Workspace (10 crates)

soma-macros     → proc macro (#[derive(SomaFilter)])
soma-core       → types + traits: Filter, Value, Graph, TrainingStrategy, Schema, Event
                  DataStore (Local/S3/Zarr), VirtualValue, StreamCache
soma-compiler   → Graph → ExecutionPlan (caching, parallelism, distribution)
                  Scheduler, plan visualization (Mermaid/Graphviz)
soma-runtime    → GraphSession, executor, FilterLibrary, caches, samplers, pruners
                  StudyRunner, PbtRunner, stream executor
soma-memory     → KnowledgeBase trait + MemoryKB + ChronosKB
soma-worker     → Worker, Coordinator, Protocol, EnvManager, token auth
                  Auto-detect capabilities, resource limits, CLI binary
soma-agent      → Research agent loop (observe → hypothesize → experiment → conclude)
soma-mcp        → MCP server (13 tools for code, execution, knowledge)
soma-python     → PyO3 bindings: Graph, Filter, Study, Lab, Chain/Fork operators

Quick Start

# Run all tests (355 Rust + 29 Python)
cargo test --workspace
cd soma-python && maturin develop && pytest tests/ -v

# With S3/Zarr DataStore
cargo test -p soma-core --features s3
cargo test -p soma-core --features zarr

# With ChronosVector
cargo test -p soma-memory --features chronos

# MCP server
cargo run -p soma-mcp -- /path/to/project

Python Usage

from soma import Filter, Graph, Study, search

class Scaler(Filter):
    _differentiable = True

    def fit(self, x, y=None):
        return {"mean": sum(x) / len(x)}

    def forward(self, x, state):
        return [v - state["mean"] for v in x]

class Model(Filter):
    lr: float = search(0.001, 1.0, scale="log")

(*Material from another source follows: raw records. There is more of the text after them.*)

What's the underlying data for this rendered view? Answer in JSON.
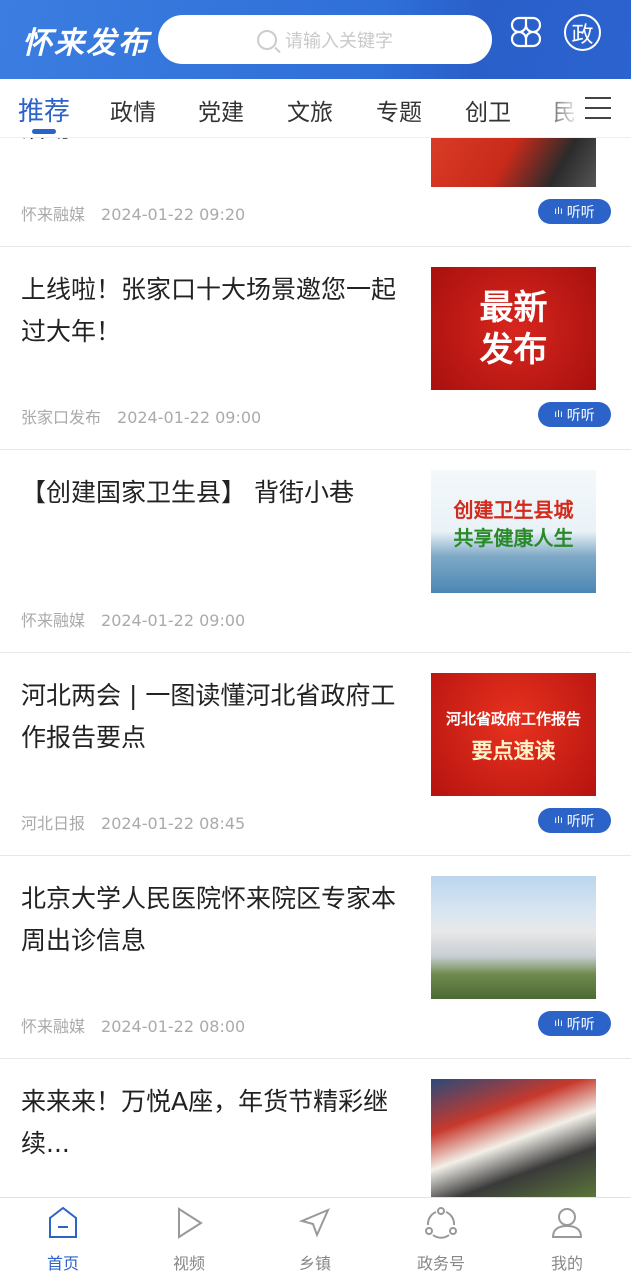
{
  "header": {
    "logo": "怀来发布",
    "search_placeholder": "请输入关键字",
    "gov_badge": "政",
    "accent": "#2c63c9"
  },
  "tabs": [
    {
      "label": "推荐",
      "active": true
    },
    {
      "label": "政情"
    },
    {
      "label": "党建"
    },
    {
      "label": "文旅"
    },
    {
      "label": "专题"
    },
    {
      "label": "创卫"
    },
    {
      "label": "民"
    }
  ],
  "listen_label": "听听",
  "articles": [
    {
      "title": "活动",
      "source": "怀来融媒",
      "time": "2024-01-22 09:20",
      "listen": true
    },
    {
      "title": "上线啦！张家口十大场景邀您一起过大年！",
      "source": "张家口发布",
      "time": "2024-01-22 09:00",
      "listen": true,
      "thumb_text": [
        "最新",
        "发布"
      ]
    },
    {
      "title": "【创建国家卫生县】 背街小巷",
      "source": "怀来融媒",
      "time": "2024-01-22 09:00",
      "listen": false,
      "thumb_text": [
        "创建卫生县城",
        "共享健康人生"
      ]
    },
    {
      "title": "河北两会 | 一图读懂河北省政府工作报告要点",
      "source": "河北日报",
      "time": "2024-01-22 08:45",
      "listen": true,
      "thumb_text": [
        "河北省政府工作报告",
        "要点速读"
      ]
    },
    {
      "title": "北京大学人民医院怀来院区专家本周出诊信息",
      "source": "怀来融媒",
      "time": "2024-01-22 08:00",
      "listen": true
    },
    {
      "title": "来来来！万悦A座，年货节精彩继续...",
      "source": "",
      "time": "",
      "listen": false
    }
  ],
  "bottom_nav": [
    {
      "label": "首页",
      "icon": "home-icon",
      "active": true
    },
    {
      "label": "视频",
      "icon": "play-icon"
    },
    {
      "label": "乡镇",
      "icon": "navigation-icon"
    },
    {
      "label": "政务号",
      "icon": "network-icon"
    },
    {
      "label": "我的",
      "icon": "user-icon"
    }
  ]
}
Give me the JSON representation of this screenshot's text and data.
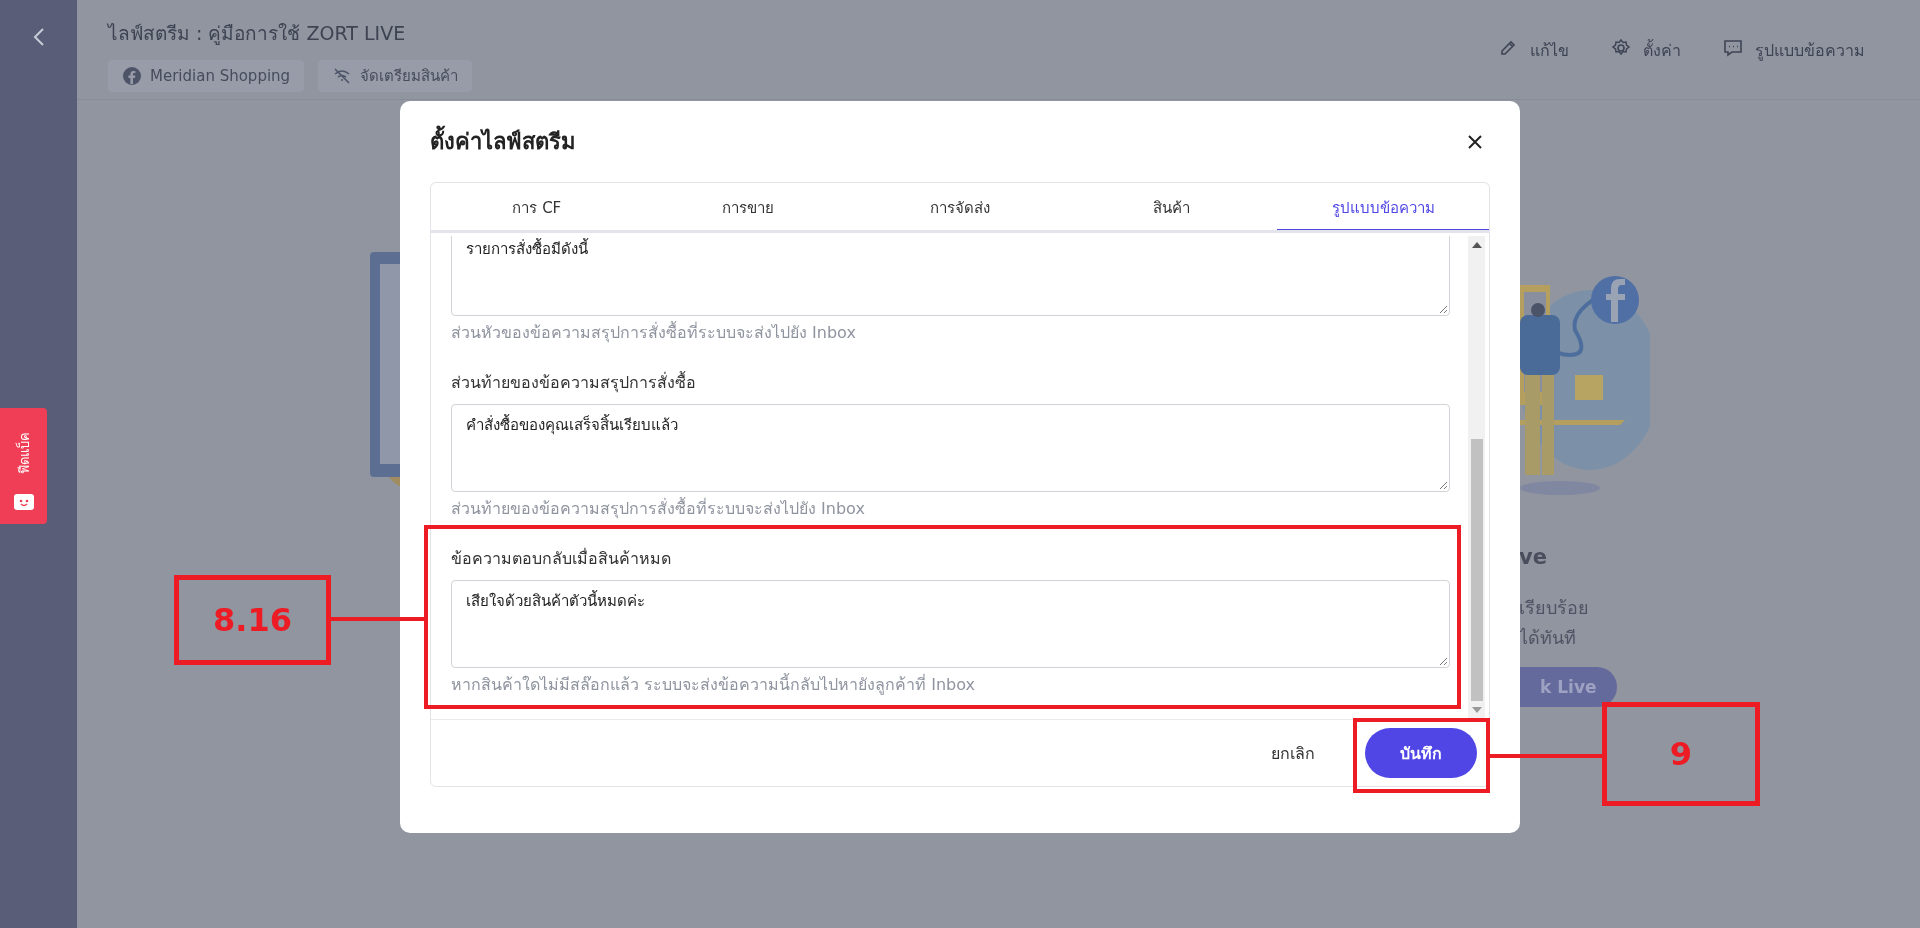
{
  "header": {
    "title": "ไลฟ์สตรีม : คู่มือการใช้ ZORT LIVE",
    "chips": [
      {
        "label": "Meridian Shopping",
        "kind": "facebook"
      },
      {
        "label": "จัดเตรียมสินค้า",
        "kind": "no-signal"
      }
    ],
    "actions": [
      {
        "label": "แก้ไข",
        "kind": "edit"
      },
      {
        "label": "ตั้งค่า",
        "kind": "settings"
      },
      {
        "label": "รูปแบบข้อความ",
        "kind": "message"
      }
    ]
  },
  "feedback_tab": {
    "label": "ฟีดแบ็ค"
  },
  "background_card": {
    "heading": "ve",
    "lines": [
      "เรียบร้อย",
      "ได้ทันที"
    ],
    "button": "k Live"
  },
  "dialog": {
    "title": "ตั้งค่าไลฟ์สตรีม",
    "tabs": [
      {
        "label": "การ CF",
        "selected": false
      },
      {
        "label": "การขาย",
        "selected": false
      },
      {
        "label": "การจัดส่ง",
        "selected": false
      },
      {
        "label": "สินค้า",
        "selected": false
      },
      {
        "label": "รูปแบบข้อความ",
        "selected": true
      }
    ],
    "fields": [
      {
        "value": "รายการสั่งซื้อมีดังนี้",
        "hint": "ส่วนหัวของข้อความสรุปการสั่งซื้อที่ระบบจะส่งไปยัง Inbox"
      },
      {
        "label": "ส่วนท้ายของข้อความสรุปการสั่งซื้อ",
        "value": "คำสั่งซื้อของคุณเสร็จสิ้นเรียบแล้ว",
        "hint": "ส่วนท้ายของข้อความสรุปการสั่งซื้อที่ระบบจะส่งไปยัง Inbox"
      },
      {
        "label": "ข้อความตอบกลับเมื่อสินค้าหมด",
        "value": "เสียใจด้วยสินค้าตัวนี้หมดค่ะ",
        "hint": "หากสินค้าใดไม่มีสล๊อกแล้ว ระบบจะส่งข้อความนี้กลับไปหายังลูกค้าที่ Inbox"
      }
    ],
    "cancel_button": "ยกเลิก",
    "save_button": "บันทึก"
  },
  "annotations": [
    {
      "label": "8.16"
    },
    {
      "label": "9"
    }
  ]
}
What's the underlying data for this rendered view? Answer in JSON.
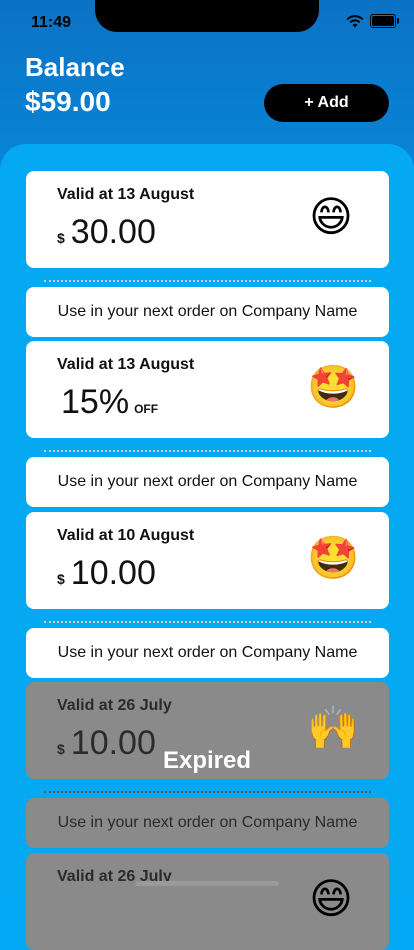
{
  "status_bar": {
    "time": "11:49",
    "icons": [
      "wifi-icon",
      "battery-icon"
    ]
  },
  "header": {
    "title": "Balance",
    "amount": "$59.00",
    "add_label": "+ Add"
  },
  "coupons": [
    {
      "valid": "Valid at 13 August",
      "currency": "$",
      "amount": "30.00",
      "emoji": "😄",
      "note": "Use in your next order on Company Name",
      "expired": false
    },
    {
      "valid": "Valid at 13 August",
      "percent": "15%",
      "off": "OFF",
      "emoji": "🤩",
      "note": "Use in your next order on Company Name",
      "expired": false
    },
    {
      "valid": "Valid at 10 August",
      "currency": "$",
      "amount": "10.00",
      "emoji": "🤩",
      "note": "Use in your next order on Company Name",
      "expired": false
    },
    {
      "valid": "Valid at 26 July",
      "currency": "$",
      "amount": "10.00",
      "emoji": "🙌",
      "note": "Use in your next order on Company Name",
      "expired": true,
      "expired_label": "Expired"
    },
    {
      "valid": "Valid at 26 July",
      "emoji": "😄",
      "expired": true
    }
  ],
  "colors": {
    "accent": "#03a9f4",
    "header": "#0b7ed2",
    "card": "#ffffff",
    "expired_card": "#8a8a8a"
  }
}
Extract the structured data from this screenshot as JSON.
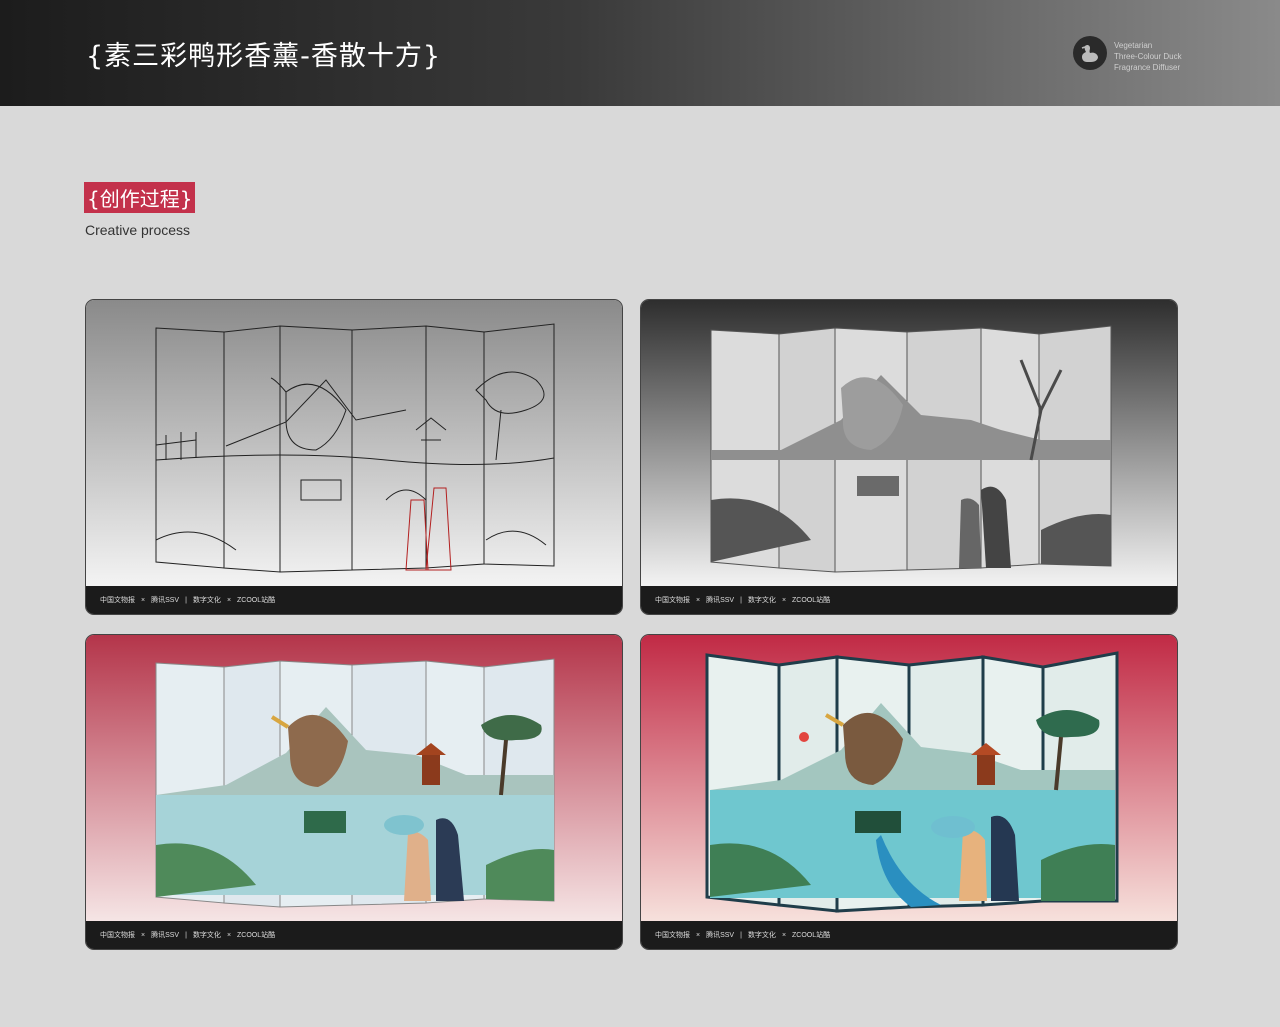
{
  "header": {
    "title": "{素三彩鸭形香薰-香散十方}",
    "brand_lines": [
      "Vegetarian",
      "Three-Colour Duck",
      "Fragrance Diffuser"
    ]
  },
  "section": {
    "title": "{创作过程}",
    "subtitle": "Creative process"
  },
  "cards": [
    {
      "stage": "sketch",
      "footer": [
        "中国文物报",
        "×",
        "腾讯SSV",
        "|",
        "数字文化",
        "×",
        "ZCOOL站酷"
      ]
    },
    {
      "stage": "grayscale",
      "footer": [
        "中国文物报",
        "×",
        "腾讯SSV",
        "|",
        "数字文化",
        "×",
        "ZCOOL站酷"
      ]
    },
    {
      "stage": "flat-color",
      "footer": [
        "中国文物报",
        "×",
        "腾讯SSV",
        "|",
        "数字文化",
        "×",
        "ZCOOL站酷"
      ]
    },
    {
      "stage": "final",
      "footer": [
        "中国文物报",
        "×",
        "腾讯SSV",
        "|",
        "数字文化",
        "×",
        "ZCOOL站酷"
      ]
    }
  ],
  "colors": {
    "accent": "#c3314b",
    "header_dark": "#1c1c1c",
    "page_bg": "#d9d9d9"
  }
}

    def fit(self, x, y=None):
        return {"weights": [0.5] * len(x)}

    def forward(self, x, state):
        return [v * w for v, w in zip(x, state["weights"])]

# Build with >> (chain) and | (fork)
g = Graph.somatize(Scaler() >> Model())
g.fit(train_data)
result = g.forward(test_data)

# Visualize
print(g.to_mermaid())
print(g.to_text())

# Complex topologies
g = Graph.somatize(
    (LoadA() >> NormA() | LoadB() >> NormB())
    >> Aggregate()
    >> Backbone()
    >> (HeadA() | HeadB())
)

# Events
g.on_event(lambda e: print(e["event_type"], e.get("node_id", "")))

# Distributed training
g.set_strategy(DataParallel(num_replicas=4))
g.set_coordinator("http://coord:9090", token="sk-xxx")

Workers

# Start a worker with auto-detected capabilities
soma-worker --port 8080 --tags gpu,training --token sk-xxx

# With resource limits (Slurm-style)
soma-worker --cpus 4 --memory 8G --gpus 1 --max-concurrent 2

# With coordinator auto-registration
soma-worker --coordinator http://coord:9090 --token sk-xxx --tags gpu

Workers auto-detect CPU cores, RAM, GPUs (nvidia-smi), and Python environments. Each worker creates isolated venv/conda environments per job with incremental dependency updates.

Feature Flags

  • soma-core/s3 — S3-compatible DataStore (AWS, Backblaze B2, MinIO)
  • soma-core/zarr — Zarr v3 chunked tensor storage with compression
  • soma-memory/chronos — ChronosVector-backed KnowledgeBase

License

Elastic License 2.0

Project details


Download files

Download the file for your platform. If you're not sure which to choose, learn more about installing packages.

Source Distribution

somatize-0.2.32.tar.gz (213.6 kB view details)

Uploaded Source

Built Distributions

If you're not sure about the file name format, learn more about wheel file names.

somatize-0.2.32-cp313-cp313-manylinux_2_17_aarch64.manylinux2014_aarch64.whl (6.3 MB view details)

Uploaded CPython 3.13manylinux: glibc 2.17+ ARM64

somatize-0.2.32-cp313-cp313-macosx_11_0_arm64.whl (5.7 MB view details)

Uploaded CPython 3.13macOS 11.0+ ARM64

somatize-0.2.32-cp312-cp312-manylinux_2_17_aarch64.manylinux2014_aarch64.whl (6.3 MB view details)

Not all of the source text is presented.